The U.S. military is seeking new authorities to expand its program of lethal drone strikes into Kenya, in order to target al-Shabab fighters in the region, the New York Times reported last week. The request reportedly comes in response to the January 5 al-Shabab attack on the Manda Bay base in Kenya, which killed one U.S. soldier and two private military contractors.
While the authorities have not yet received executive approval, they point toward yet another government effort to expand a secretive and unaccountable killing program on foreign soil. The proposed expansion threatens the lives and safety of civilians living in eastern Kenya, widens an accountability vacuum that human rights and other civil society groups have been fighting for nearly two decades, and keeps the public in the dark about the legal and policy standards that govern it.
To see how a program of drone strikes in coastal Kenya might play out, we can draw lessons from the U.S. program of targeted strikes in neighboring Somalia, the home base of al-Shabab and the primary target of U.S. action against the group up until now. The U.S. has been carrying out drone strikes in Somalia since 2007, but significantly accelerated the pace and number of its strikes during the Trump administration. In 2018, the U.S. government acknowledged 47 airstrikes in the country; in 2019, 63 strikes, and as of late August 2020, it has acknowledged 46 strikes. Additional lethal strikes may have been carried out, but never publicly acknowledged, by the CIA. By contrast, it only acknowledged 42 strikes total between 2007 and 2017, during the Bush and Obama administrations.

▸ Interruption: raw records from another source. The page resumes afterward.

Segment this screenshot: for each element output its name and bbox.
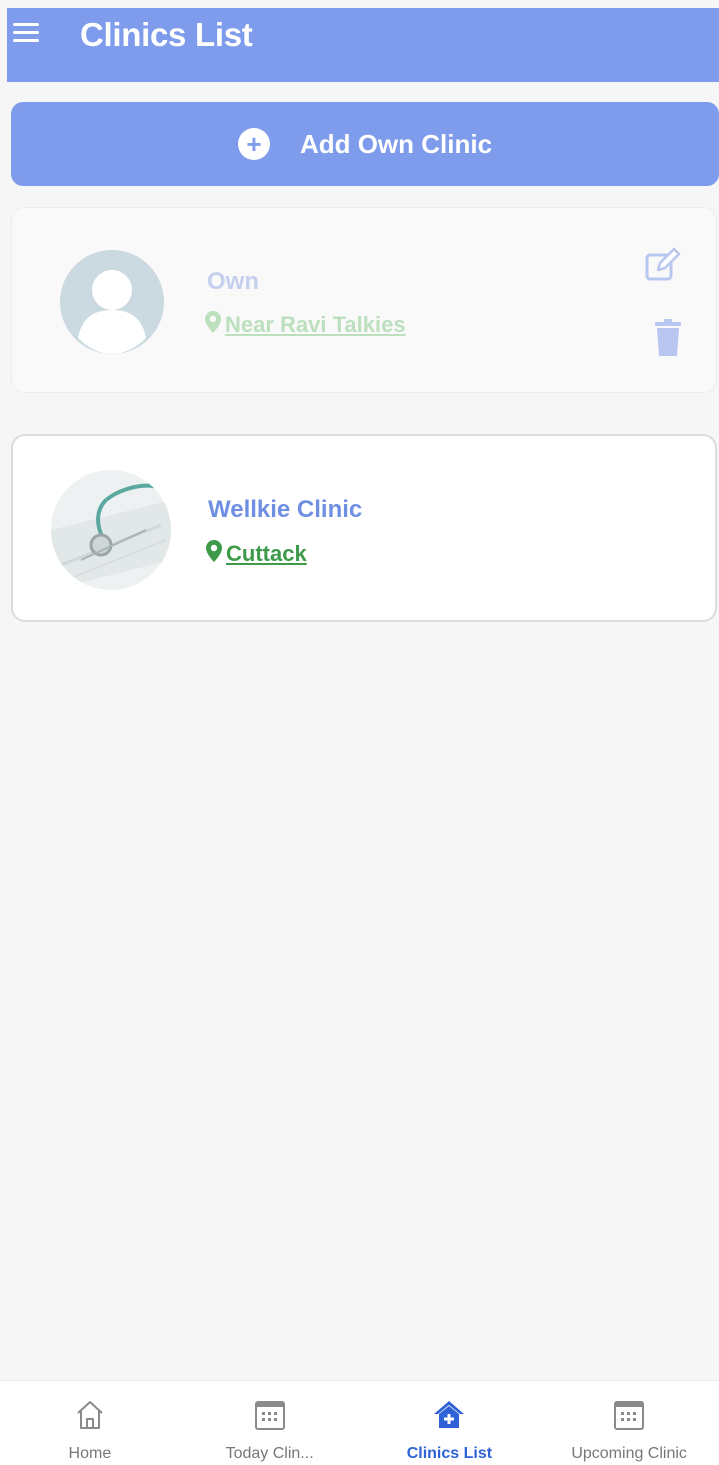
clinic-name: Wellkie Clinic bbox=[208, 496, 363, 523]
plus-circle-icon: + bbox=[237, 128, 270, 160]
page-title: Clinics List bbox=[80, 16, 253, 53]
home-icon bbox=[72, 1397, 108, 1433]
hamburger-menu-icon[interactable] bbox=[13, 23, 39, 45]
calendar-icon bbox=[611, 1397, 647, 1433]
clinic-card-own[interactable]: Own Near Ravi Talkies bbox=[11, 207, 717, 393]
clinic-location-link[interactable]: Cuttack bbox=[206, 540, 307, 568]
calendar-icon bbox=[252, 1397, 288, 1433]
map-pin-icon bbox=[206, 540, 222, 568]
clinic-photo bbox=[51, 470, 171, 590]
nav-item-today-clinic[interactable]: Today Clin... bbox=[180, 1381, 360, 1465]
map-pin-icon bbox=[205, 311, 221, 339]
trash-icon[interactable] bbox=[653, 318, 683, 358]
nav-label: Clinics List bbox=[406, 1445, 493, 1462]
add-own-clinic-label: Add Own Clinic bbox=[299, 128, 493, 159]
nav-item-home[interactable]: Home bbox=[0, 1381, 180, 1465]
nav-label: Upcoming Clinic bbox=[571, 1445, 687, 1462]
bottom-navigation: Home Today Clin... Clinics List Upcoming… bbox=[0, 1380, 719, 1465]
clinic-location-link[interactable]: Near Ravi Talkies bbox=[205, 311, 406, 339]
clinic-card-wellkie[interactable]: Wellkie Clinic Cuttack bbox=[11, 434, 717, 622]
app-screen: Clinics List + Add Own Clinic Own Near R… bbox=[0, 0, 719, 1465]
add-own-clinic-button[interactable]: + Add Own Clinic bbox=[11, 102, 719, 186]
clinic-location-text: Near Ravi Talkies bbox=[225, 312, 406, 337]
nav-label: Today Clin... bbox=[225, 1445, 314, 1462]
clinic-home-icon bbox=[431, 1397, 467, 1433]
default-avatar-icon bbox=[60, 250, 164, 354]
nav-label: Home bbox=[68, 1445, 112, 1462]
app-header: Clinics List bbox=[7, 8, 719, 82]
nav-item-clinics-list[interactable]: Clinics List bbox=[360, 1381, 540, 1465]
edit-icon[interactable] bbox=[642, 246, 682, 286]
nav-item-upcoming-clinic[interactable]: Upcoming Clinic bbox=[539, 1381, 719, 1465]
clinic-location-text: Cuttack bbox=[226, 541, 307, 566]
clinic-name: Own bbox=[207, 268, 259, 295]
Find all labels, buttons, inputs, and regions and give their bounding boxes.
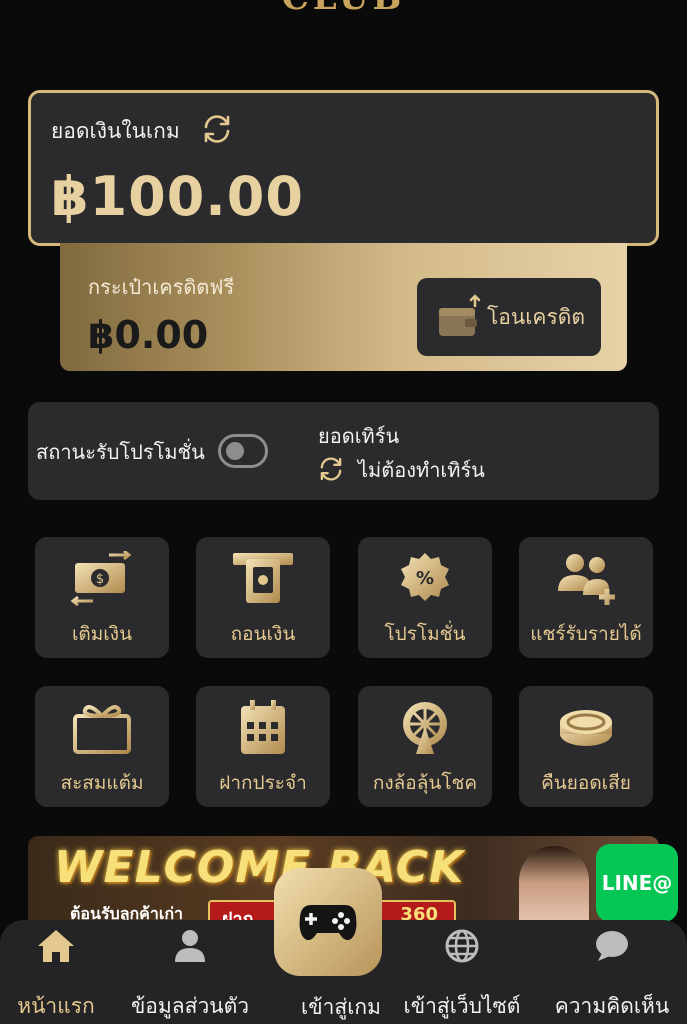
deposit-button[interactable]: $ เติมเงิน: [35, 537, 169, 658]
promotion-button[interactable]: % โปรโมชั่น: [358, 537, 492, 658]
gamepad-icon: [299, 905, 357, 941]
transfer-credit-button[interactable]: โอนเครดิต: [417, 278, 601, 356]
cashback-button[interactable]: คืนยอดเสีย: [519, 686, 653, 807]
wallet-transfer-icon: [439, 294, 481, 336]
nav-feedback-label: ความคิดเห็น: [554, 994, 670, 1018]
collect-points-button[interactable]: สะสมแต้ม: [35, 686, 169, 807]
line-contact-button[interactable]: LINE@: [596, 844, 678, 922]
balance-amount: ฿100.00: [51, 165, 304, 228]
fixed-deposit-button[interactable]: ฝากประจำ: [196, 686, 330, 807]
deposit-label: เติมเงิน: [71, 623, 133, 645]
withdraw-icon: [230, 549, 296, 609]
refresh-icon[interactable]: [199, 111, 235, 147]
promotion-status-label: สถานะรับโปรโมชั่น: [36, 440, 205, 464]
balance-label: ยอดเงินในเกม: [51, 119, 180, 143]
promotion-icon: %: [392, 549, 458, 609]
enter-game-fab[interactable]: [274, 868, 382, 976]
nav-website[interactable]: เข้าสู่เว็บไซต์: [396, 920, 528, 1024]
chat-icon: [594, 926, 630, 966]
turnover-value: ไม่ต้องทำเทิร์น: [358, 458, 485, 482]
share-income-icon: [553, 549, 619, 609]
transfer-credit-label: โอนเครดิต: [487, 304, 586, 329]
fixed-deposit-label: ฝากประจำ: [219, 772, 307, 794]
home-icon: [36, 926, 76, 966]
globe-icon: [444, 926, 480, 966]
collect-points-label: สะสมแต้ม: [60, 772, 144, 794]
gift-icon: [69, 698, 135, 758]
user-icon: [173, 926, 207, 966]
free-credit-card: กระเป๋าเครดิตฟรี ฿0.00 โอนเครดิต: [60, 243, 627, 371]
nav-feedback[interactable]: ความคิดเห็น: [546, 920, 678, 1024]
nav-enter-game-label: เข้าสู่เกม: [301, 995, 381, 1019]
deposit-icon: $: [69, 549, 135, 609]
nav-home-label: หน้าแรก: [17, 994, 95, 1018]
lucky-wheel-label: กงล้อลุ้นโชค: [372, 772, 478, 794]
nav-profile-label: ข้อมูลส่วนตัว: [130, 994, 250, 1018]
promotion-status-panel: สถานะรับโปรโมชั่น ยอดเทิร์น ไม่ต้องทำเทิ…: [28, 402, 659, 500]
toggle-knob: [226, 442, 244, 460]
turnover-refresh-icon: [320, 457, 342, 481]
share-income-button[interactable]: แชร์รับรายได้: [519, 537, 653, 658]
nav-website-label: เข้าสู่เว็บไซต์: [403, 994, 521, 1018]
nav-profile[interactable]: ข้อมูลส่วนตัว: [118, 920, 262, 1024]
banner-title: WELCOME BACK: [54, 842, 465, 893]
svg-text:$: $: [96, 572, 104, 587]
brand-logo: CLUB: [0, 0, 687, 18]
turnover-title: ยอดเทิร์น: [318, 424, 400, 448]
lucky-wheel-icon: [392, 698, 458, 758]
free-credit-label: กระเป๋าเครดิตฟรี: [88, 275, 235, 299]
promotion-label: โปรโมชั่น: [384, 623, 466, 645]
coin-cashback-icon: [553, 698, 619, 758]
cashback-label: คืนยอดเสีย: [541, 772, 631, 794]
game-balance-card: ยอดเงินในเกม ฿100.00: [28, 90, 659, 246]
promotion-toggle[interactable]: [218, 434, 268, 468]
calendar-icon: [230, 698, 296, 758]
svg-text:%: %: [416, 568, 434, 589]
withdraw-button[interactable]: ถอนเงิน: [196, 537, 330, 658]
withdraw-label: ถอนเงิน: [230, 623, 296, 645]
lucky-wheel-button[interactable]: กงล้อลุ้นโชค: [358, 686, 492, 807]
free-credit-amount: ฿0.00: [88, 313, 209, 357]
share-income-label: แชร์รับรายได้: [530, 623, 642, 645]
nav-home[interactable]: หน้าแรก: [8, 920, 104, 1024]
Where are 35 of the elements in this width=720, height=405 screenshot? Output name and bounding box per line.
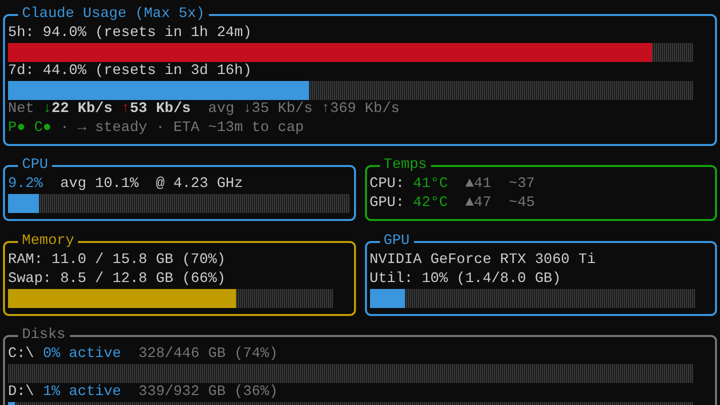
limit-label: 5h: 94.0% (resets in 1h 24m) (8, 25, 252, 41)
panel-title: Claude Usage (Max 5x) (21, 5, 206, 24)
panel-title: GPU (382, 232, 411, 251)
status-indicator: C● (34, 119, 52, 138)
cpu-percent: 9.2% (8, 175, 43, 194)
panel-title: Temps (382, 156, 428, 175)
panel-title: CPU (21, 156, 50, 175)
temp-max: ▲47 (465, 194, 492, 213)
limit-label: 7d: 44.0% (resets in 3d 16h) (8, 63, 252, 79)
disk-activity: 0% active (42, 345, 122, 364)
temp-max: ▲41 (465, 175, 492, 194)
memory-line: RAM: 11.0 / 15.8 GB (70%) (8, 252, 226, 268)
disk-usage: 339/932 GB (36%) (138, 383, 278, 402)
temp-label: GPU: (370, 194, 404, 213)
disk-name: C:\ (8, 345, 34, 364)
panel-title: Disks (21, 326, 67, 345)
trend-status: · → steady · ETA ~13m to cap (60, 119, 304, 138)
status-indicator: P● (8, 119, 26, 138)
temp-value: 41°C (413, 175, 448, 194)
memory-line: Swap: 8.5 / 12.8 GB (66%) (8, 271, 226, 287)
net-label: Net (8, 100, 34, 119)
gpu-name: NVIDIA GeForce RTX 3060 Ti (370, 252, 596, 268)
panel-title: Memory (21, 232, 76, 251)
temp-average: ~37 (508, 175, 535, 194)
disk-usage: 328/446 GB (74%) (138, 345, 278, 364)
temp-average: ~45 (508, 194, 535, 213)
upload-rate: ↑53 Kb/s (121, 100, 191, 119)
disk-activity: 1% active (42, 383, 122, 402)
cpu-details: avg 10.1% @ 4.23 GHz (60, 175, 243, 194)
temp-label: CPU: (370, 175, 404, 194)
temp-value: 42°C (413, 194, 448, 213)
gpu-utilization: Util: 10% (1.4/8.0 GB) (370, 271, 561, 287)
disk-name: D:\ (8, 383, 34, 402)
download-rate: ↓22 Kb/s (42, 100, 112, 119)
average-rate: avg ↓35 Kb/s ↑369 Kb/s (208, 100, 400, 119)
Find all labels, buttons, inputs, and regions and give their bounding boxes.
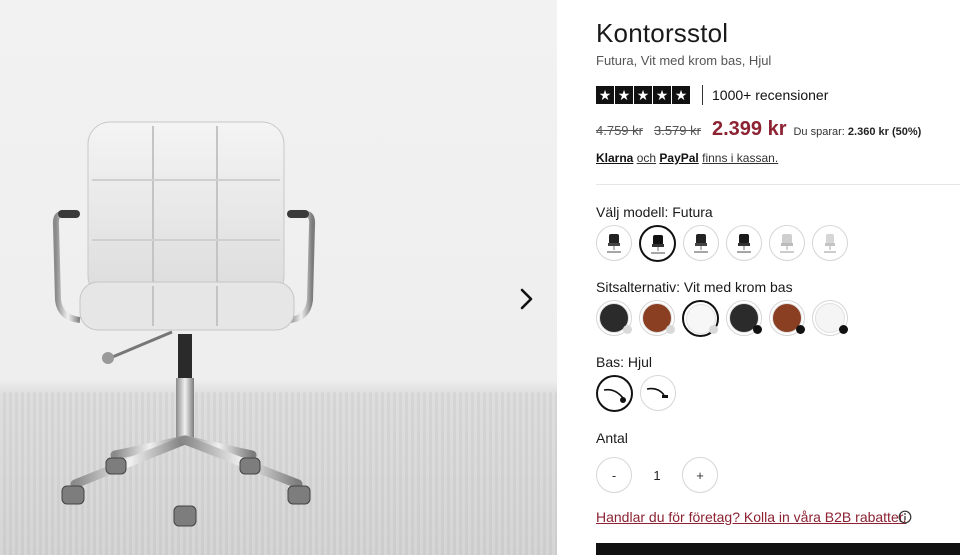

Yet these operations, like drone strike programs in other countries like Yemen, have been plagued by inadequate transparency, a total lack of accountability, and the absence of any redress for those harmed. AFRICOM, the command responsible for U.S. military operations in Africa, has only acknowledged killing five civilians and injuring six others, in just three incidents, which took place between 2018 and early 2020.
Meanwhile human rights group Amnesty International found that 21 civilians were killed in just 9 strikes between October 2017 and February 2020, while civilian harm monitoring group Airwars has found that between 72 and 145 civilians were likely killed in 35 U.S. attacks since 2007, based on its assessment of open source reporting.
Based on AFRICOM’s own public statements, it has not interviewed survivors or witnesses of attacks, though advocacy groups including ours — the Project on Armed Conflict, Counterterrorism, and Human Rights at Columbia Law School’s Human Rights Institute — have urged them to do so. Every indicator suggests that the U.S. undercounts the civilian toll of its lethal strike program — leaving the American public to underestimate the harm it causes. There is no reason to believe a lethal drone program would operate with more transparency in Kenya.
Moreover, deaths and physical injuries are not the only measure of harm. Somalis have repeatedly described a how drone strikes in their communities have led them to live in daily fear, and in some cases flee their homes. They have lost beloved family members and livelihoods, and in the vast majority of cases, they have received no answers as to why they had to suffer these losses. Those who believe their loved ones were hurt or killed by U.S. drones have few options to even report what happened. An online portal to report harm, while better than nothing, remains inaccessible to most Somalis. And even to those with access, it’s confusing, particularly because of poor translation. So far, while the U.S. military has made some public apologies, there is no known payment of redress or compensation to any Somali drone strike survivor or surviving family member. There’s little precedent from any country where the U.S. has a history of drone operations to suggest that any civilian the U.S. harmed in Kenya would stand a better chance of achieving accountability, or redress.
According to the Times report, the new authorities would allow the military to not only conduct strikes it describes as defensive, but also to launch “offensive strikes intended to pre-empt a suspected threat.” Though the description comes from an unnamed official, if true, the proposal indicates a dangerous willingness to replicate past practice that violates international and human rights law.
Killing individuals based on suspicions, or intelligence reports that may prove to be false, violates their right to not to be arbitrarily deprived of life, a fundamental principle of international law. Human rights law prohibits lethal force except as a last resort in response to an imminent threat that poses a substantial risk to human life, one that cannot be otherwise addressed by measures such as arresting the person. Moreover, looking back over nearly two decades of U.S. counterterrorism actions, we know that strikes based on this type of information have proven deeply problematic in practice, often based on flawed intelligence.
The U.S. has repeatedly failed to disclose to the public its legal rationale for using lethal force in these circumstances, making it difficult to determine whether it is complying with international law.
The Trump administration has gone further, lifting rules that restricted targets on suspected high-level militants, and giving commanders expanded authority to order strikes. We should be able to understand this significant new expansion of a U.S. killing program through clear policy statements that address the legal rationale and scope of any new program, including exactly whereand under what circumstances it applies, as well as who may be targeted — rather than relying on the reported statements of unnamed officials.
These strikes have set a dangerous precedent in expanding beyond what other nations see as acceptable uses of lethal force outside of clear armed conflict. Rather than formally expanding this government-sponsored killing program to Kenya, it is time to put an end to these extrajudicial killings for which we have seen little transparency and no accountability.